I'm trying to obtain all positions of a sub-list of elements taken from a big list.
In Python, using numpy, say I have
from datetime import datetime as dt
import numpy as np
from numba import jit, int64
n, N = 20, 120000
int_vocabulary = np.array(range(N))
np.random.shuffle(int_vocabulary) # to make the problem non-trivial
int_sequence = np.random.choice(int_vocabulary, n, replace=False)
and I want to get all positions the integers taken in int_sequence
have in the big sequence int_vocabulary
. I'm interested in fast computation.
So far I've tried using numba brute force research, numpy mask approach, list comprehension brute force (for baseline), and list comprehension and numpy mask mixing.
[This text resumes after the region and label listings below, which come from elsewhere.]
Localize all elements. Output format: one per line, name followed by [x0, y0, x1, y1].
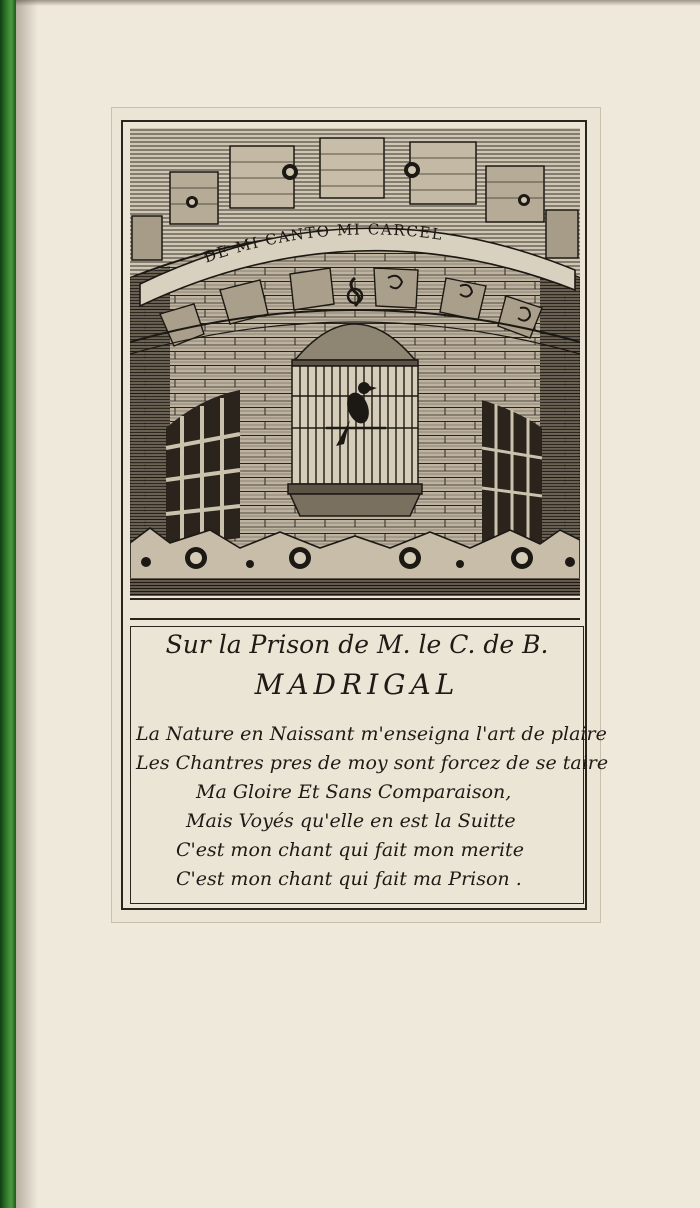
- decorative-rule: [130, 598, 580, 620]
- verse-line: La Nature en Naissant m'enseigna l'art de plaire: [136, 723, 607, 745]
- verse-title: Sur la Prison de M. le C. de B.: [165, 630, 549, 659]
- verse-lines: [132, 720, 609, 900]
- verse-heading: MADRIGAL: [254, 668, 460, 701]
- banner-motto: DE MI CANTO MI CARCEL: [201, 220, 445, 267]
- book-spine-binding: [0, 0, 16, 1208]
- verse-line: C'est mon chant qui fait mon merite: [176, 839, 524, 861]
- verse-line: C'est mon chant qui fait ma Prison .: [176, 868, 522, 890]
- engraving-illustration: [130, 128, 580, 596]
- verse-line: Ma Gloire Et Sans Comparaison,: [196, 781, 512, 803]
- verse-line: Mais Voyés qu'elle en est la Suitte: [186, 810, 516, 832]
- verse-line: Les Chantres pres de moy sont forcez de se taire: [136, 752, 609, 774]
- page-top-edge: [16, 0, 700, 6]
- gutter-shadow: [16, 0, 38, 1208]
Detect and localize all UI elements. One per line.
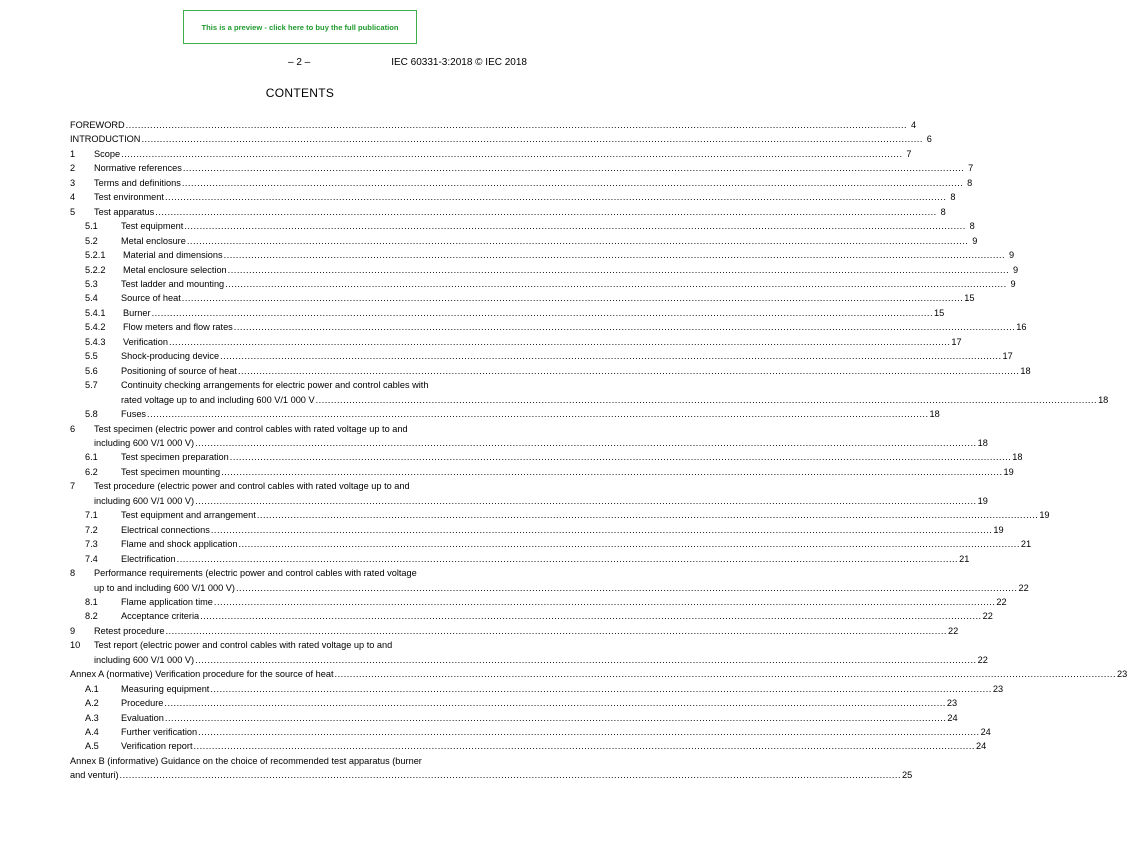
toc-entry-number: 6 bbox=[70, 423, 76, 434]
toc-entry-number: 5.4.2 bbox=[85, 322, 106, 333]
toc-entry-page: 15 bbox=[964, 293, 975, 304]
toc-entry-page: 9 bbox=[1008, 250, 1015, 261]
dot-leader bbox=[230, 450, 1011, 464]
toc-entry-page: 19 bbox=[993, 524, 1004, 535]
toc-entry-number: 8 bbox=[70, 568, 76, 579]
toc-entry[interactable] bbox=[70, 335, 962, 349]
toc-entry-number: 9 bbox=[70, 625, 76, 636]
dot-leader bbox=[165, 624, 946, 638]
toc-entry-title-continued: up to and including 600 V/1 000 V) bbox=[94, 582, 235, 593]
toc-entry[interactable] bbox=[70, 118, 917, 132]
toc-entry-title: Acceptance criteria bbox=[121, 611, 200, 622]
toc-entry[interactable] bbox=[70, 624, 959, 638]
toc-entry[interactable] bbox=[70, 595, 1007, 609]
toc-entry-title: Test apparatus bbox=[94, 206, 155, 217]
dot-leader bbox=[200, 609, 981, 623]
toc-entry-title: Positioning of source of heat bbox=[121, 365, 237, 376]
toc-entry-number: 5.3 bbox=[85, 278, 98, 289]
toc-entry-title: Terms and definitions bbox=[94, 177, 181, 188]
dot-leader bbox=[316, 393, 1097, 407]
toc-entry-title: Test equipment and arrangement bbox=[121, 510, 256, 521]
toc-entry-title-continued: including 600 V/1 000 V) bbox=[94, 495, 195, 506]
toc-entry-number: 5.4.1 bbox=[85, 307, 106, 318]
toc-entry-page: 21 bbox=[959, 553, 970, 564]
toc-entry-title: Evaluation bbox=[121, 712, 164, 723]
toc-entry[interactable] bbox=[70, 479, 988, 508]
toc-entry[interactable] bbox=[70, 725, 991, 739]
toc-entry[interactable] bbox=[70, 754, 913, 783]
dot-leader bbox=[257, 508, 1038, 522]
toc-entry-title: Test specimen preparation bbox=[121, 452, 229, 463]
toc-entry-title: Test report (electric power and control cables with rated voltage up to and bbox=[94, 640, 393, 651]
toc-entry[interactable] bbox=[70, 566, 1029, 595]
toc-entry-page: 4 bbox=[910, 120, 917, 130]
dot-leader bbox=[238, 537, 1019, 551]
toc-entry-title: Normative references bbox=[94, 163, 182, 174]
toc-entry[interactable] bbox=[70, 291, 975, 305]
toc-entry-page: 22 bbox=[977, 654, 988, 665]
toc-entry-page: 18 bbox=[1098, 394, 1109, 405]
toc-entry-title: Flame and shock application bbox=[121, 539, 238, 550]
dot-leader bbox=[120, 768, 901, 782]
toc-entry[interactable] bbox=[70, 161, 974, 175]
toc-entry[interactable] bbox=[70, 537, 1032, 551]
toc-entry-number: 5.6 bbox=[85, 365, 98, 376]
toc-entry-title-continued: and venturi) bbox=[70, 770, 119, 781]
toc-entry-page: 17 bbox=[1002, 351, 1013, 362]
toc-entry[interactable] bbox=[70, 422, 988, 451]
dot-leader bbox=[211, 523, 992, 537]
dot-leader bbox=[169, 335, 950, 349]
toc-entry-title: Scope bbox=[94, 148, 121, 159]
toc-entry-title: Test equipment bbox=[121, 221, 184, 232]
toc-entry-page: 18 bbox=[1020, 365, 1031, 376]
toc-entry-page: 9 bbox=[1013, 264, 1019, 275]
toc-entry-title: Fuses bbox=[121, 409, 147, 420]
dot-leader bbox=[121, 147, 902, 161]
toc-entry[interactable] bbox=[70, 306, 945, 320]
dot-leader bbox=[194, 739, 975, 753]
standard-identifier: IEC 60331-3:2018 © IEC 2018 bbox=[391, 57, 527, 68]
toc-entry-number: 5.7 bbox=[85, 380, 98, 391]
toc-entry-title: Metal enclosure selection bbox=[123, 264, 227, 275]
dot-leader bbox=[195, 653, 976, 667]
dot-leader bbox=[141, 132, 922, 146]
dot-leader bbox=[221, 465, 1002, 479]
toc-entry-page: 6 bbox=[926, 134, 932, 145]
toc-entry[interactable] bbox=[70, 205, 946, 219]
toc-entry[interactable] bbox=[70, 638, 988, 667]
dot-leader bbox=[198, 725, 979, 739]
toc-entry-title: Annex A (normative) Verification procedure for the source of heat bbox=[70, 669, 334, 680]
dot-leader bbox=[224, 248, 1005, 262]
toc-entry-title: Retest procedure bbox=[94, 625, 165, 636]
toc-entry-number: 5.1 bbox=[85, 221, 98, 232]
toc-entry-page: 24 bbox=[947, 712, 958, 723]
toc-entry-page: 22 bbox=[1018, 582, 1029, 593]
dot-leader bbox=[177, 552, 958, 566]
toc-entry-title-continued: including 600 V/1 000 V) bbox=[94, 654, 195, 665]
dot-leader bbox=[187, 234, 968, 248]
toc-entry-title: Test specimen (electric power and control cables with rated voltage up to and bbox=[94, 423, 408, 434]
toc-entry-title: Source of heat bbox=[121, 293, 181, 304]
table-of-contents bbox=[70, 118, 1127, 783]
toc-entry-page: 18 bbox=[1012, 452, 1023, 463]
toc-entry[interactable] bbox=[70, 696, 958, 710]
toc-entry-title: Shock-producing device bbox=[121, 351, 220, 362]
toc-entry[interactable] bbox=[70, 263, 1019, 277]
toc-entry-title: Verification report bbox=[121, 741, 193, 752]
toc-entry-title: Electrification bbox=[121, 553, 176, 564]
toc-entry-page: 9 bbox=[972, 235, 978, 246]
toc-entry[interactable] bbox=[70, 234, 978, 248]
toc-entry-page: 22 bbox=[996, 596, 1007, 607]
toc-entry-number: 7.4 bbox=[85, 553, 98, 564]
toc-entry-number: 7.3 bbox=[85, 539, 98, 550]
toc-entry-title-continued: including 600 V/1 000 V) bbox=[94, 437, 195, 448]
toc-entry-page: 22 bbox=[982, 611, 993, 622]
toc-entry-title: Test procedure (electric power and control cables with rated voltage up to and bbox=[94, 481, 410, 492]
toc-entry-page: 15 bbox=[934, 307, 945, 318]
toc-entry-page: 19 bbox=[977, 495, 988, 506]
toc-entry-page: 23 bbox=[1117, 669, 1127, 680]
toc-entry[interactable] bbox=[70, 364, 1031, 378]
toc-entry-number: 5.5 bbox=[85, 351, 98, 362]
toc-entry-number: 5.2.1 bbox=[85, 250, 106, 261]
toc-entry-page: 19 bbox=[1039, 510, 1050, 521]
dot-leader bbox=[182, 176, 963, 190]
dot-leader bbox=[164, 696, 945, 710]
toc-entry[interactable] bbox=[70, 739, 987, 753]
dot-leader bbox=[155, 205, 936, 219]
toc-entry[interactable] bbox=[70, 132, 932, 146]
toc-entry-number: 5.2.2 bbox=[85, 264, 106, 275]
dot-leader bbox=[335, 667, 1116, 681]
toc-entry-title: Flow meters and flow rates bbox=[123, 322, 233, 333]
dot-leader bbox=[165, 190, 946, 204]
dot-leader bbox=[210, 682, 991, 696]
toc-entry-title: Material and dimensions bbox=[123, 250, 223, 261]
toc-entry-number: 3 bbox=[70, 177, 76, 188]
toc-entry-number: 6.2 bbox=[85, 466, 98, 477]
toc-entry-page: 19 bbox=[1003, 466, 1014, 477]
toc-entry-title: FOREWORD bbox=[70, 120, 125, 130]
toc-entry-page: 24 bbox=[980, 727, 991, 738]
toc-entry[interactable] bbox=[70, 450, 1023, 464]
toc-entry-number: A.5 bbox=[85, 741, 99, 752]
toc-entry-title: Test specimen mounting bbox=[121, 466, 221, 477]
dot-leader bbox=[182, 291, 963, 305]
dot-leader bbox=[234, 320, 1015, 334]
toc-entry-page: 24 bbox=[975, 741, 987, 752]
toc-entry[interactable] bbox=[70, 552, 970, 566]
toc-entry-page: 7 bbox=[968, 163, 974, 174]
dot-leader bbox=[152, 306, 933, 320]
dot-leader bbox=[126, 118, 907, 132]
dot-leader bbox=[147, 407, 928, 421]
toc-entry-title: Test environment bbox=[94, 192, 164, 203]
toc-entry[interactable] bbox=[70, 277, 1016, 291]
toc-entry[interactable] bbox=[70, 176, 973, 190]
toc-entry[interactable] bbox=[70, 682, 1004, 696]
toc-entry-page: 23 bbox=[992, 683, 1004, 694]
toc-entry-number: 8.1 bbox=[85, 596, 98, 607]
toc-entry-page: 18 bbox=[929, 409, 940, 420]
toc-entry[interactable] bbox=[70, 407, 940, 421]
toc-entry-number: 5.4 bbox=[85, 293, 98, 304]
toc-entry-page: 22 bbox=[947, 625, 959, 636]
toc-entry-page: 8 bbox=[967, 177, 973, 188]
dot-leader bbox=[195, 436, 976, 450]
toc-entry-title: Electrical connections bbox=[121, 524, 210, 535]
dot-leader bbox=[184, 219, 965, 233]
toc-entry-title: Test ladder and mounting bbox=[121, 278, 225, 289]
toc-entry[interactable] bbox=[70, 248, 1015, 262]
dot-leader bbox=[183, 161, 964, 175]
toc-entry-title: Continuity checking arrangements for electric power and control cables with bbox=[121, 380, 429, 391]
toc-entry-title: Further verification bbox=[121, 727, 198, 738]
toc-entry-title: Performance requirements (electric power and control cables with rated voltage bbox=[94, 568, 417, 579]
page-header bbox=[0, 57, 600, 71]
dot-leader bbox=[228, 263, 1009, 277]
contents-heading: CONTENTS bbox=[265, 86, 335, 100]
toc-entry-number: 7 bbox=[70, 481, 76, 492]
toc-entry[interactable] bbox=[70, 378, 1109, 407]
toc-entry[interactable] bbox=[70, 667, 1127, 681]
toc-entry[interactable] bbox=[70, 711, 958, 725]
toc-entry-number: 10 bbox=[70, 640, 81, 651]
toc-entry-number: A.2 bbox=[85, 698, 99, 709]
toc-entry-number: A.4 bbox=[85, 727, 99, 738]
toc-entry-title: Measuring equipment bbox=[121, 683, 210, 694]
toc-entry-page: 21 bbox=[1020, 539, 1032, 550]
toc-entry-number: 5.2 bbox=[85, 235, 98, 246]
toc-entry-number: 8.2 bbox=[85, 611, 98, 622]
toc-entry-number: 7.2 bbox=[85, 524, 98, 535]
toc-entry-number: A.1 bbox=[85, 683, 99, 694]
dot-leader bbox=[195, 494, 976, 508]
toc-entry-title: Burner bbox=[123, 307, 151, 318]
toc-entry-title: Metal enclosure bbox=[121, 235, 186, 246]
toc-entry-title-continued: rated voltage up to and including 600 V/1 000 V bbox=[121, 394, 315, 405]
dot-leader bbox=[236, 581, 1017, 595]
toc-entry-page: 16 bbox=[1016, 322, 1027, 333]
buy-publication-banner[interactable]: This is a preview - click here to buy the full publication bbox=[183, 10, 417, 44]
dot-leader bbox=[220, 349, 1001, 363]
dot-leader bbox=[165, 711, 946, 725]
page-number: – 2 – bbox=[288, 57, 311, 68]
toc-entry[interactable] bbox=[70, 219, 975, 233]
toc-entry[interactable] bbox=[70, 147, 912, 161]
toc-entry-number: A.3 bbox=[85, 712, 99, 723]
toc-entry-title: INTRODUCTION bbox=[70, 134, 141, 145]
toc-entry-page: 8 bbox=[940, 206, 946, 217]
toc-entry-page: 25 bbox=[902, 770, 913, 781]
dot-leader bbox=[214, 595, 995, 609]
dot-leader bbox=[238, 364, 1019, 378]
toc-entry-number: 7.1 bbox=[85, 510, 98, 521]
toc-entry-number: 2 bbox=[70, 163, 76, 174]
toc-entry-title: Flame application time bbox=[121, 596, 213, 607]
toc-entry-page: 23 bbox=[946, 698, 958, 709]
toc-entry-number: 6.1 bbox=[85, 452, 98, 463]
toc-entry[interactable] bbox=[70, 523, 1004, 537]
toc-entry-number: 5 bbox=[70, 206, 76, 217]
toc-entry[interactable] bbox=[70, 190, 956, 204]
toc-entry[interactable] bbox=[70, 349, 1013, 363]
toc-entry-page: 18 bbox=[977, 437, 988, 448]
toc-entry[interactable] bbox=[70, 609, 993, 623]
toc-entry-number: 5.4.3 bbox=[85, 336, 106, 347]
toc-entry-page: 9 bbox=[1010, 278, 1016, 289]
toc-entry-number: 1 bbox=[70, 148, 76, 159]
toc-entry-title: Procedure bbox=[121, 698, 164, 709]
dot-leader bbox=[225, 277, 1006, 291]
toc-entry[interactable] bbox=[70, 508, 1050, 522]
toc-entry-page: 7 bbox=[906, 148, 912, 159]
toc-entry-page: 8 bbox=[950, 192, 956, 203]
toc-entry-page: 17 bbox=[951, 336, 962, 347]
toc-entry[interactable] bbox=[70, 465, 1014, 479]
toc-entry-title: Verification bbox=[123, 336, 168, 347]
toc-entry-page: 8 bbox=[969, 221, 975, 232]
toc-entry[interactable] bbox=[70, 320, 1027, 334]
toc-entry-number: 5.8 bbox=[85, 409, 98, 420]
toc-entry-title: Annex B (informative) Guidance on the choice of recommended test apparatus (burner bbox=[70, 755, 422, 766]
toc-entry-number: 4 bbox=[70, 192, 76, 203]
@jit(int64[:](int64[:], int64[:], int64, int64))
def check(int_sequence, int_vocabulary, n, N):
all_indices = np.full(n, N)
for xi in range(n):
for i in range(N):
if int_sequence[xi] == int_vocabulary[i]:
all_indices[xi] = i
return all_indices
t0 = dt.now()
for _ in range(10):
all_indices0 = check(int_sequence, int_vocabulary, n, N)
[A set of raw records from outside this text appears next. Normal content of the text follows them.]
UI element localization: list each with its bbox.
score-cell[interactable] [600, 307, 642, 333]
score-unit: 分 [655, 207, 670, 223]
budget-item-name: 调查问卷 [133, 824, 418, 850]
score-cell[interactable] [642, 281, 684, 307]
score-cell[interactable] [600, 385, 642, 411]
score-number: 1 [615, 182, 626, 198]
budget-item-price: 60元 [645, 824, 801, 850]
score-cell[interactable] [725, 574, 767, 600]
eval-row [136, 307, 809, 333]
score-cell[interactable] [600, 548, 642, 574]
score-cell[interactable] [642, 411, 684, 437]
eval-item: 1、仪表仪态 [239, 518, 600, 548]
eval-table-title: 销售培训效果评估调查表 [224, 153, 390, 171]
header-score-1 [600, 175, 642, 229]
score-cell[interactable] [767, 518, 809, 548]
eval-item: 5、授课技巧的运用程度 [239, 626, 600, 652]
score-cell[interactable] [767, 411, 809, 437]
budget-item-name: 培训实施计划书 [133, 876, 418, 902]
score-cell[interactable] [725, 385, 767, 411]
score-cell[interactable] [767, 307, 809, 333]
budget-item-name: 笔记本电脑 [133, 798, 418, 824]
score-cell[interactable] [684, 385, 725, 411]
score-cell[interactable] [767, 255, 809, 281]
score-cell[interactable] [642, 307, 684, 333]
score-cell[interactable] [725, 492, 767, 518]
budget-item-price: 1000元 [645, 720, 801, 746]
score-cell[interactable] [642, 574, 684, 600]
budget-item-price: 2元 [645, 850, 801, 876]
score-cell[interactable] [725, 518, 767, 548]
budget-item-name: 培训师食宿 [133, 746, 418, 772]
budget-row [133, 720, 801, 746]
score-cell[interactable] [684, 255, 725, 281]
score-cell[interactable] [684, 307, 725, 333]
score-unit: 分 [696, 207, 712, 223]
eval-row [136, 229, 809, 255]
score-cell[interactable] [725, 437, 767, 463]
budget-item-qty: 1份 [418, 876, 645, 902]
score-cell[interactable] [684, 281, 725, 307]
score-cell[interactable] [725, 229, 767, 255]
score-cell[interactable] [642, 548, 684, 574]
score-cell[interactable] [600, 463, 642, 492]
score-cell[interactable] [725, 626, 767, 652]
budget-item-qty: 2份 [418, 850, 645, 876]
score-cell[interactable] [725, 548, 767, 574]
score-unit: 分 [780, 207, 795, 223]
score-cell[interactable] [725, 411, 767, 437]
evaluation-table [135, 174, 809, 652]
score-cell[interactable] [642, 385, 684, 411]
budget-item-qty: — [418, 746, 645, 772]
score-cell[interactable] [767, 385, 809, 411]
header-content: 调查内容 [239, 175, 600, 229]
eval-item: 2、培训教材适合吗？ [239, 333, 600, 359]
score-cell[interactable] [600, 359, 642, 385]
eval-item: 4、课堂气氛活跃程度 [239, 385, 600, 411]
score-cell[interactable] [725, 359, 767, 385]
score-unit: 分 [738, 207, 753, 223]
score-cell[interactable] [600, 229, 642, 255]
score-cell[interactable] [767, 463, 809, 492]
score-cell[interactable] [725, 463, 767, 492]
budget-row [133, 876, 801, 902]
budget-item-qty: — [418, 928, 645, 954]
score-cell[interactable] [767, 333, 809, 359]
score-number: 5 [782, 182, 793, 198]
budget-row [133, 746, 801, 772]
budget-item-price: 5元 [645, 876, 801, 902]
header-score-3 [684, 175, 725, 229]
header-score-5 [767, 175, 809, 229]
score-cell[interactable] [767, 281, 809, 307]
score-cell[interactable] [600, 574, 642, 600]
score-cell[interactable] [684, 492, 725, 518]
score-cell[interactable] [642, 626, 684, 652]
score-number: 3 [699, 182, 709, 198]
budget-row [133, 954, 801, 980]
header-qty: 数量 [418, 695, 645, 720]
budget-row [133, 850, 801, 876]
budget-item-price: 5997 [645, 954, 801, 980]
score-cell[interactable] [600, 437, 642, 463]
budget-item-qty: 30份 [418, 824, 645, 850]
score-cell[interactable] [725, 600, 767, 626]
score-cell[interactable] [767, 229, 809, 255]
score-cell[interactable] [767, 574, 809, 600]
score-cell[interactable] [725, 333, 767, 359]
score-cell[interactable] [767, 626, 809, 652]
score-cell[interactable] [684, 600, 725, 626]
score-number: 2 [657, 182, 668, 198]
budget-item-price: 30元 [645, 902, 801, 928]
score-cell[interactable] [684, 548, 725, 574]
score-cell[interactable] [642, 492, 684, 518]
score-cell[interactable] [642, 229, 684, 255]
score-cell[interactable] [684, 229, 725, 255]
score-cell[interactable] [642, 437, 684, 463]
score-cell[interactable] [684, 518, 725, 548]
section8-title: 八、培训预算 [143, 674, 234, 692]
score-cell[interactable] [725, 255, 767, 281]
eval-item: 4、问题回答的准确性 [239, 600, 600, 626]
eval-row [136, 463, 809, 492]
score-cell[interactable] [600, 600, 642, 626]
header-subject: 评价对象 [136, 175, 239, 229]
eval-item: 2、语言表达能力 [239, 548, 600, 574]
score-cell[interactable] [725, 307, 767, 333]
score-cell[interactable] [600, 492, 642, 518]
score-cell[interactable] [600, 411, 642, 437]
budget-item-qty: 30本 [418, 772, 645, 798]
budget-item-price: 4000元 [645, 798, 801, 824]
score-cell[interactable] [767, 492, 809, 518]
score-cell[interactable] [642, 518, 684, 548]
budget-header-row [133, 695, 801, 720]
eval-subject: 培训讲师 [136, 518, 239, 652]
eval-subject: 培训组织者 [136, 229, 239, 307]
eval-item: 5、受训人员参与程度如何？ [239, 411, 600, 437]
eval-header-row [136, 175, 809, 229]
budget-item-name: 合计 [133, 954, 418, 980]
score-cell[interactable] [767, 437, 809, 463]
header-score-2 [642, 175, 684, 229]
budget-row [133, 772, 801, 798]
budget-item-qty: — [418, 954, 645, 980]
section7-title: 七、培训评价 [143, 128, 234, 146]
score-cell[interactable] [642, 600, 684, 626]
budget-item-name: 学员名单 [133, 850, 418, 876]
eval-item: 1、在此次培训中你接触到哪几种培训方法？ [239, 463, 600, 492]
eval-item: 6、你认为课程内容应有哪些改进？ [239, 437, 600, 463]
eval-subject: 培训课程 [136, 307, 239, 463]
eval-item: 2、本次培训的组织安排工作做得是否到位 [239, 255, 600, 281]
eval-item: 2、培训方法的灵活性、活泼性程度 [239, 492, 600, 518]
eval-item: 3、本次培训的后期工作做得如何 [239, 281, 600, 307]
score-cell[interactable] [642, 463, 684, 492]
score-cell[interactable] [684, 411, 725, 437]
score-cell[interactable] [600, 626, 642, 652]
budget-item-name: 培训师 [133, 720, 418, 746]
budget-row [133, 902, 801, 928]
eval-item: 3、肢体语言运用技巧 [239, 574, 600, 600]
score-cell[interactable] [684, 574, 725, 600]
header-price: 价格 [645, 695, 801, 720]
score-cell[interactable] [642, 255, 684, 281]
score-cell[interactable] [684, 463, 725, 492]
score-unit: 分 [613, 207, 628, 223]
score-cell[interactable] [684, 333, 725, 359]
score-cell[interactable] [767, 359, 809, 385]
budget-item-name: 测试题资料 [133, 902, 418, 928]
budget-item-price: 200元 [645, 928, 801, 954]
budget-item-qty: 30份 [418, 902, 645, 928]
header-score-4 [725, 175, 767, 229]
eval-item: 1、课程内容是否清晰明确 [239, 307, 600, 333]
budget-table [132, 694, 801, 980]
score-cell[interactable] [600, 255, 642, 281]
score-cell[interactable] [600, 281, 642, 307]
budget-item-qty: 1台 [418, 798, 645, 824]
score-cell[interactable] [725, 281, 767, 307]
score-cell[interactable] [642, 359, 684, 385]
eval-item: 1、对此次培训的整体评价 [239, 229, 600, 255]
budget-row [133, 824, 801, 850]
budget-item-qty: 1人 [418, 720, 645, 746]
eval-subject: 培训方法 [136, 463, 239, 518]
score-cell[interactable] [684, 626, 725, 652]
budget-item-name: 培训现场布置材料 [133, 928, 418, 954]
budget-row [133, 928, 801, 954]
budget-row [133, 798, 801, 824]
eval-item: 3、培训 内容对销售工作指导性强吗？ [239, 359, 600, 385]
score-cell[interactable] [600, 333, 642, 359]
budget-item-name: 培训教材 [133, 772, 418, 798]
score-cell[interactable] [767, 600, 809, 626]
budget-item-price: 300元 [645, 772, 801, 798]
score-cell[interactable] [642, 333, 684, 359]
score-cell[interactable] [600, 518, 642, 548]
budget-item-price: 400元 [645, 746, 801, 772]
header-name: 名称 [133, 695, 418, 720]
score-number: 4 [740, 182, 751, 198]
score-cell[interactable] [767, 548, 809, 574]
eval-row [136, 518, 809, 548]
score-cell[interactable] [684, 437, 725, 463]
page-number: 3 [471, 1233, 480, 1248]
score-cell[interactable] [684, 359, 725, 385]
t0 = (dt.now() - t0).total_seconds()
print("numba : ", t0)
t0 = dt.now()
for _ in range(10):
mask = np.full(len(int_vocabulary), False)
for x in int_sequence:
mask += int_vocabulary == x
all_indices1 = np.flatnonzero(mask)
t0 = (dt.now() - t0).total_seconds()
print("numpy :", t0)
t0 = dt.now()
for _ in range(10):
all_indices2 = np.array([i for i, x in enumerate(int_vocabulary)
if x in int_sequence])
t0 = (dt.now() - t0).total_seconds()
print("list comprehension : ", t0)
t0 = dt.now()
for _ in range(10):
mask = np.sum(np.array([int_vocabulary == x for x in int_sequence]), axis=0)
all_indices3 = np.flatnonzero(mask)
t0 = (dt.now() - t0).total_seconds()
print("mixed numpy + list comprehension : ", t0)
assert np.sum(all_indices0) == np.sum(all_indices1)
assert np.sum(all_indices1) == np.sum(all_indices2)
assert np.sum(all_indices2) == np.sum(all_indices3)
each time I do the calculation 10 times to get comparable statistics. The outcome is
numba : 0.028039
numpy : 0.011616
list comprehension : 3.116753
mixed numpy + list comprehension : 0.032301
I nevertheless wonder whether there are faster algorithm for this problem.